3. De instelling van een noodfonds
Het gaat uitsluitend om de nood op het terrein van het buitenonderhoud. Probleem is welke criteria moeten worden gehanteerd en van welk budget moet worden uitgegaan. Bij echte nood moet of de gemeente in achterstallig onderhoud voorzien (zie ook het antwoord op de vraag van de leden van de SP-fractie over de onderhoudstoestand van scholen onder punt I.3 ) of kan een beroep worden gedaan op artikel 89, tweede lid, van de WVO (de knelpuntenpot).
Uiteraard ziet het onderwijsveld meer heil in een noodfonds dan in een beroep op artikel 89 van de WVO. Voor een beroep op het noodfonds moet een achterstand in het buitenonderhoud worden aangetoond of bijzondere omstandigheden worden aangetoond (dat is allemaal nog niet gedefinieerd). Voor een beroep op artikel 89 moet worden aangetoond dat de reserves en de jaarlijkse exploitatie geen ruimte bieden om de kosten van dat onderhoud op te vangen. Pas in dat geval is er sprake van een echte noodsituatie.

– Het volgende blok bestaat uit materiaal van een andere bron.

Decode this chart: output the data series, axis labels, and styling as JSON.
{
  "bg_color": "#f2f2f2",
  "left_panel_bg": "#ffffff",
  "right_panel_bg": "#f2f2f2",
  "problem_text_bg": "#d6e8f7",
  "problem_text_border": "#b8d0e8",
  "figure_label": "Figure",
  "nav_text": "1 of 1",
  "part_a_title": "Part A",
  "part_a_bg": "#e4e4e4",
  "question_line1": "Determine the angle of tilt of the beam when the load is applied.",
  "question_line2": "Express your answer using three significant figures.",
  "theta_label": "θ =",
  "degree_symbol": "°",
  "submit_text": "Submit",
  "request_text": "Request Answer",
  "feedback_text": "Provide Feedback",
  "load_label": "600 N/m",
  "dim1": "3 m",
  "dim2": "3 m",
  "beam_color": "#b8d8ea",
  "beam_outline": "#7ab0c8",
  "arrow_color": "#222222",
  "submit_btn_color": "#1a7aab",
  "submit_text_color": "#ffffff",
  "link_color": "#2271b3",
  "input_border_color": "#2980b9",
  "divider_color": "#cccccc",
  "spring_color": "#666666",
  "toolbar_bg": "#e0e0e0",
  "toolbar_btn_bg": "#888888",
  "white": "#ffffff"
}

De ervaring leert dat slechts een handvol scholen zodanig in nood verkeert dat ze een beroep kan doen op artikel 89, terwijl ze nu al verantwoordelijk zijn voor 80% van het onderhoud (waarvoor in 1993 bij de invoering van de normatieve bekostiging ook geen overgangsmaatregel is getroffen).
Gelet op het vooralsnog ontbreken van criteria, zie ik niet in hoe gemeenten de benodigde gegevens zouden kunnen verschaffen voor het functioneren van een noodfonds. Gemeenten kunnen hooguit voorzien in de gegevens over de ouderdom van gebouwen.
Ik heb dan ook grote twijfel bij de technische en financiële haalbaarheid en uitvoerbaarheid van een noodfonds.
I.2.2. Achterstallig onderhoud
De leden van de CDA-fractie vragen of de regering bereid is om alsnog in het wetsvoorstel een artikel op te nemen dat leidt tot de verplichting om in de lokale verordening de verrekening van achterstallig onderhoud te regelen. De leden van de PvdA-fractie stellen soortgelijke vragen.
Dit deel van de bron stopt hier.